To meet the demands of the next pandemic, Polaski called for a longer-term view which would expand policy space and regional cooperation for more robust health sectors in diverse geographic areas. Finally, Polaski proposed a general recognition of the primacy of public welfare goals –in terms of health as well as environmental and development goals, explicitly mentioned in the text of newly negotiated and reformed trade agreements, with a specific call to eliminate investor-state dispute settlement to restore the balance between public and private interests in international economic law.
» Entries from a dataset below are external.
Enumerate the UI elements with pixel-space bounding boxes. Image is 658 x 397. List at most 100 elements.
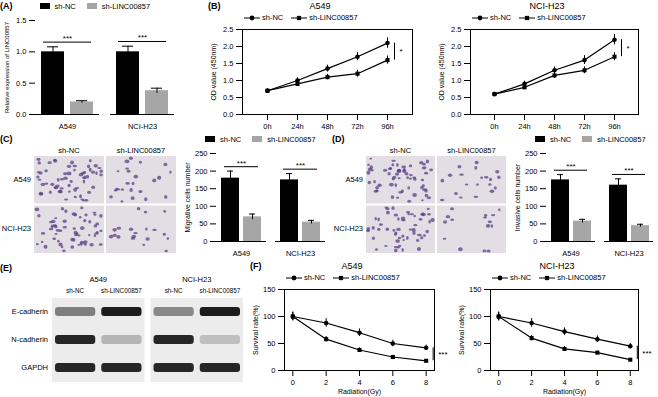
svg-text:2: 2 — [530, 378, 534, 387]
svg-text:96h: 96h — [381, 122, 394, 131]
svg-text:NCI-H23: NCI-H23 — [2, 224, 31, 233]
svg-text:A549: A549 — [562, 249, 580, 258]
svg-text:sh-LINC00857: sh-LINC00857 — [101, 287, 142, 294]
svg-text:***: *** — [237, 159, 246, 168]
svg-text:8: 8 — [628, 378, 632, 387]
svg-text:Radiation(Gy): Radiation(Gy) — [543, 388, 586, 396]
svg-text:200: 200 — [525, 167, 538, 176]
svg-text:0.0: 0.0 — [451, 110, 461, 119]
svg-text:2.0: 2.0 — [223, 42, 233, 51]
svg-text:NCI-H23: NCI-H23 — [128, 122, 157, 131]
svg-text:0.0: 0.0 — [223, 110, 233, 119]
svg-text:48h: 48h — [548, 122, 561, 131]
svg-text:0: 0 — [203, 237, 207, 246]
svg-text:sh-LINC00857: sh-LINC00857 — [447, 146, 495, 155]
svg-text:100: 100 — [525, 202, 538, 211]
svg-text:GAPDH: GAPDH — [21, 363, 48, 372]
svg-text:sh-NC: sh-NC — [390, 146, 412, 155]
svg-text:Radiation(Gy): Radiation(Gy) — [338, 388, 381, 396]
svg-text:NCI-H23: NCI-H23 — [614, 249, 643, 258]
svg-text:sh-NC: sh-NC — [66, 287, 84, 294]
svg-text:1.0: 1.0 — [451, 76, 461, 85]
svg-text:*: * — [400, 47, 403, 56]
svg-text:sh-LINC00857: sh-LINC00857 — [200, 287, 241, 294]
svg-text:6: 6 — [391, 378, 395, 387]
svg-text:0h: 0h — [263, 122, 271, 131]
svg-text:Survival rate(%): Survival rate(%) — [458, 305, 466, 355]
svg-text:100: 100 — [195, 202, 208, 211]
svg-text:0.0: 0.0 — [16, 110, 26, 119]
svg-text:150: 150 — [263, 285, 276, 294]
svg-text:50: 50 — [199, 219, 207, 228]
svg-text:sh-NC: sh-NC — [58, 146, 80, 155]
svg-text:2.0: 2.0 — [451, 42, 461, 51]
svg-text:6: 6 — [595, 378, 599, 387]
svg-text:***: *** — [624, 166, 633, 175]
svg-text:100: 100 — [469, 312, 482, 321]
svg-text:24h: 24h — [291, 122, 304, 131]
html-text:(A): (A) — [0, 1, 13, 11]
svg-text:2: 2 — [324, 378, 328, 387]
svg-text:Invasive cells number: Invasive cells number — [514, 163, 521, 231]
svg-text:***: *** — [642, 349, 651, 358]
svg-text:1.5: 1.5 — [451, 59, 461, 68]
svg-text:150: 150 — [525, 184, 538, 193]
svg-text:***: *** — [296, 161, 305, 170]
svg-text:***: *** — [63, 34, 72, 43]
svg-text:0: 0 — [291, 378, 295, 387]
svg-text:A549: A549 — [13, 175, 31, 184]
svg-text:100: 100 — [263, 312, 276, 321]
svg-text:sh-LINC00857: sh-LINC00857 — [117, 146, 165, 155]
svg-text:NCI-H23: NCI-H23 — [334, 224, 363, 233]
svg-text:NCI-H23: NCI-H23 — [286, 249, 315, 258]
html-text:sh-NC: sh-NC — [54, 1, 76, 11]
svg-text:Survival rate(%): Survival rate(%) — [252, 305, 260, 355]
svg-text:200: 200 — [195, 167, 208, 176]
svg-text:150: 150 — [195, 184, 208, 193]
svg-text:48h: 48h — [321, 122, 334, 131]
svg-text:4: 4 — [357, 378, 361, 387]
svg-text:2.5: 2.5 — [451, 25, 461, 34]
svg-text:50: 50 — [267, 339, 275, 348]
svg-text:1.0: 1.0 — [223, 76, 233, 85]
svg-text:NCI-H23: NCI-H23 — [182, 275, 211, 284]
svg-text:96h: 96h — [608, 122, 621, 131]
svg-text:1.0: 1.0 — [16, 47, 26, 56]
svg-text:0: 0 — [477, 366, 481, 375]
svg-text:*: * — [627, 44, 630, 53]
svg-text:1.5: 1.5 — [223, 59, 233, 68]
svg-text:2.5: 2.5 — [223, 25, 233, 34]
svg-text:4: 4 — [562, 378, 566, 387]
svg-text:72h: 72h — [578, 122, 591, 131]
svg-text:0.5: 0.5 — [16, 79, 26, 88]
svg-text:***: *** — [438, 350, 447, 359]
svg-text:E-cadherin: E-cadherin — [12, 307, 48, 316]
svg-text:50: 50 — [473, 339, 481, 348]
svg-text:***: *** — [566, 162, 575, 171]
svg-text:0.5: 0.5 — [451, 93, 461, 102]
svg-text:50: 50 — [529, 219, 537, 228]
svg-text:***: *** — [138, 33, 147, 42]
svg-text:250: 250 — [525, 149, 538, 158]
svg-text:0h: 0h — [490, 122, 498, 131]
svg-text:0: 0 — [271, 366, 275, 375]
svg-text:1.5: 1.5 — [16, 16, 26, 25]
svg-text:8: 8 — [424, 378, 428, 387]
svg-text:A549: A549 — [59, 122, 77, 131]
svg-text:OD value (450nm): OD value (450nm) — [438, 43, 446, 100]
svg-text:250: 250 — [195, 149, 208, 158]
svg-text:0: 0 — [533, 237, 537, 246]
svg-text:A549: A549 — [89, 275, 107, 284]
svg-text:0.5: 0.5 — [223, 93, 233, 102]
svg-text:A549: A549 — [233, 249, 251, 258]
svg-text:A549: A549 — [345, 175, 363, 184]
svg-text:150: 150 — [469, 285, 482, 294]
svg-text:sh-NC: sh-NC — [165, 287, 183, 294]
svg-text:24h: 24h — [518, 122, 531, 131]
svg-text:Migrative cells number: Migrative cells number — [184, 162, 192, 233]
svg-text:N-cadherin: N-cadherin — [11, 335, 48, 344]
svg-text:OD value (450nm): OD value (450nm) — [210, 43, 218, 100]
svg-text:Relative expression of LINC008: Relative expression of LINC00857 — [4, 21, 10, 113]
svg-text:72h: 72h — [351, 122, 364, 131]
svg-text:0: 0 — [497, 378, 501, 387]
In response to the presentations, Ronald Labonté explained why it may be difficult to see some of the report’s recommendations come to fruition, as dealing with the WTO, which is deeply rooted in modern neoliberal doctrines, would be a significant obstacle. He emphasized that the failure of WTO members to support a TRIPS waiver and technology and knowledge sharing “will remain critical not just for the current pandemic but for the future ones as well,” especially when countries move to address the crisis of climate change.
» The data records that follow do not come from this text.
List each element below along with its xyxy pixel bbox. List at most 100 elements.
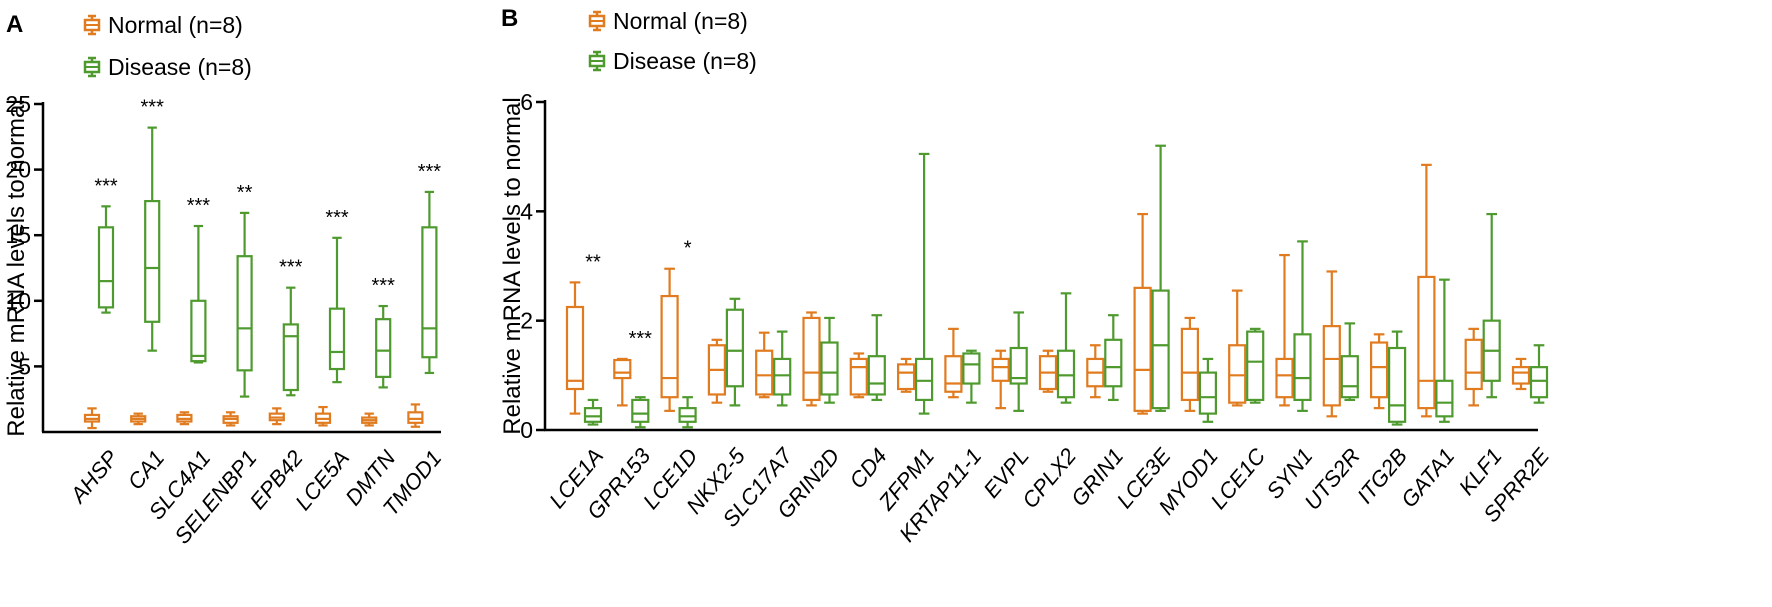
box-disease-evpl xyxy=(1009,311,1028,412)
box-normal-nkx2-5 xyxy=(707,338,727,404)
box-disease-epb42 xyxy=(282,286,299,397)
category-group: ***EPB42 xyxy=(245,257,308,514)
y-axis-label: Relative mRNA levels to normal xyxy=(3,99,30,436)
significance-label: *** xyxy=(372,275,396,297)
y-tick-label: 25 xyxy=(5,91,31,117)
box-normal-lce1c xyxy=(1228,289,1247,407)
category-group: GRIN1 xyxy=(1066,314,1128,511)
box-disease-cd4 xyxy=(867,314,886,402)
box-disease-grin1 xyxy=(1104,314,1123,402)
y-tick-label: 20 xyxy=(5,157,31,183)
box-disease-lce5a xyxy=(328,236,346,384)
y-tick-label: 10 xyxy=(5,288,31,314)
box-disease-lce1c xyxy=(1246,327,1265,404)
significance-label: *** xyxy=(187,195,211,217)
box-normal-grin2d xyxy=(802,311,821,407)
box-body xyxy=(1417,275,1436,410)
category-label: AHSP xyxy=(64,445,123,509)
legend-label: Disease (n=8) xyxy=(108,54,252,80)
box-normal-ca1 xyxy=(130,412,147,426)
box-normal-myod1 xyxy=(1180,316,1200,412)
box-body xyxy=(820,341,839,396)
box-disease-grin2d xyxy=(820,316,839,404)
box-body xyxy=(421,226,438,359)
legend-item-disease: Disease (n=8) xyxy=(83,54,252,80)
box-body xyxy=(1322,325,1341,407)
box-body xyxy=(914,357,934,402)
legend-label: Normal (n=8) xyxy=(108,12,243,38)
box-disease-lce1d xyxy=(678,396,697,429)
legend-item-normal: Normal (n=8) xyxy=(588,8,748,34)
box-normal-gpr153 xyxy=(613,357,632,407)
box-body xyxy=(375,318,392,378)
box-disease-sprr2e xyxy=(1529,344,1549,404)
box-body xyxy=(407,411,424,424)
box-normal-cd4 xyxy=(849,352,868,399)
box-normal-sprr2e xyxy=(1511,357,1531,391)
box-normal-ahsp xyxy=(83,407,101,430)
box-body xyxy=(1151,289,1170,410)
significance-label: *** xyxy=(418,161,442,183)
y-tick-label: 4 xyxy=(520,198,533,224)
box-body xyxy=(1104,338,1123,388)
box-body xyxy=(1511,366,1531,385)
box-body xyxy=(1435,379,1454,418)
y-tick-label: 5 xyxy=(18,353,31,379)
category-group: SYN1 xyxy=(1261,240,1318,504)
box-body xyxy=(1198,371,1218,415)
box-body xyxy=(613,358,632,380)
significance-label: ** xyxy=(585,251,601,273)
box-body xyxy=(97,226,115,309)
box-body xyxy=(1464,338,1483,391)
box-disease-klf1 xyxy=(1482,212,1501,399)
box-normal-evpl xyxy=(991,349,1010,410)
box-disease-ca1 xyxy=(144,126,161,352)
box-body xyxy=(1529,366,1549,399)
box-normal-krtap11-1 xyxy=(944,327,963,399)
category-group: EVPL xyxy=(978,311,1034,503)
category-group: KRTAP11-1 xyxy=(894,327,986,547)
box-normal-itg2b xyxy=(1369,333,1389,410)
significance-label: *** xyxy=(279,257,303,279)
box-disease-syn1 xyxy=(1293,240,1312,412)
category-group: ITG2B xyxy=(1352,330,1412,508)
box-normal-slc17a7 xyxy=(755,331,774,399)
box-normal-klf1 xyxy=(1464,327,1483,407)
box-normal-syn1 xyxy=(1275,253,1294,407)
box-body xyxy=(282,323,299,392)
category-group: KLF1 xyxy=(1454,212,1507,500)
significance-label: *** xyxy=(94,175,118,197)
box-normal-lce3e xyxy=(1133,212,1152,415)
box-disease-myod1 xyxy=(1198,357,1218,423)
box-disease-zfpm1 xyxy=(914,152,934,415)
box-body xyxy=(565,305,585,391)
box-normal-slc4a1 xyxy=(176,411,193,426)
box-body xyxy=(583,407,603,423)
legend-label: Disease (n=8) xyxy=(613,48,757,74)
box-body xyxy=(660,294,679,399)
box-disease-slc17a7 xyxy=(773,330,792,407)
legend-item-normal: Normal (n=8) xyxy=(83,12,243,38)
box-body xyxy=(1228,344,1247,404)
box-disease-dmtn xyxy=(375,304,392,389)
significance-label: *** xyxy=(325,207,349,229)
box-normal-cplx2 xyxy=(1038,349,1058,393)
panel-letter: A xyxy=(6,11,23,38)
box-body xyxy=(944,355,963,393)
box-body xyxy=(1246,330,1265,402)
box-body xyxy=(773,357,792,396)
category-group: CPLX2 xyxy=(1017,292,1081,513)
box-disease-ahsp xyxy=(97,205,115,314)
significance-label: * xyxy=(684,238,692,260)
box-disease-lce3e xyxy=(1151,144,1170,412)
box-normal-uts2r xyxy=(1322,270,1341,418)
box-body xyxy=(991,357,1010,382)
box-normal-lce5a xyxy=(314,405,332,427)
box-disease-selenbp1 xyxy=(236,211,253,398)
box-disease-lce1a xyxy=(583,398,603,426)
box-disease-slc4a1 xyxy=(190,224,207,364)
category-group: SPRR2E xyxy=(1478,344,1554,527)
box-normal-zfpm1 xyxy=(896,357,916,393)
Labonté also highlighted the strong empirical arguments for a regional approach in vaccine production, due to capacity constraints in some countries. He then pointed out the corresponding need for “robust equity agreements” at the regional level which might require amending other trade agreement rules that could impede such cooperation. He concluded by calling attention to politicization of rising private-corporate-financialized investors, as well as the increasing number of autocratic leaders and their control over wealth and income during the pandemic, as such trends can cause real harm to inclusive and participatory democracy.
Finally, Carlos Correa gave remarks by highlighting the extensive use of state interventions in developed countries. According to Correa, this was particularly interesting, as these countries generally support “free market economy” doctrines as opposed to government interventions. For example, Correa cited the use of US Defense Production Act, which helped finance vaccine developers in the US.
Correa’s second point related to investment rules enforced by high-income countries, such as the adoption of additional screening rules for FDI in France and Germany. Following this, he raised the question of whether these measures were justified by the COVID-19 crisis or were they already part of recent nationalistic trends observed in developed countries prior to the pandemic, given over dependence on products from India and China like microchips, active ingredients in pharmaceuticals, and others.
In his final comments, Correa focused on the report’s call for reform in existing policies by pointing to his sources of pessimism. He stated that “the WTO has a different agenda, which supports the liberalization, and recognizes the role of intellectual property in ensuring the development and equitable distribution of wealth and technologies.” He concluded by agreeing with the report’s emphasis on the necessity of “acknowledging the role and ability of governments to act in the public interest by overruling foreign private commercial interests.”
As the two-year anniversary of the World Health Organization officially declaring COVID-19 a global pandemic approaches, the report underscores the importance that international rules work to support, rather than constrain, public health.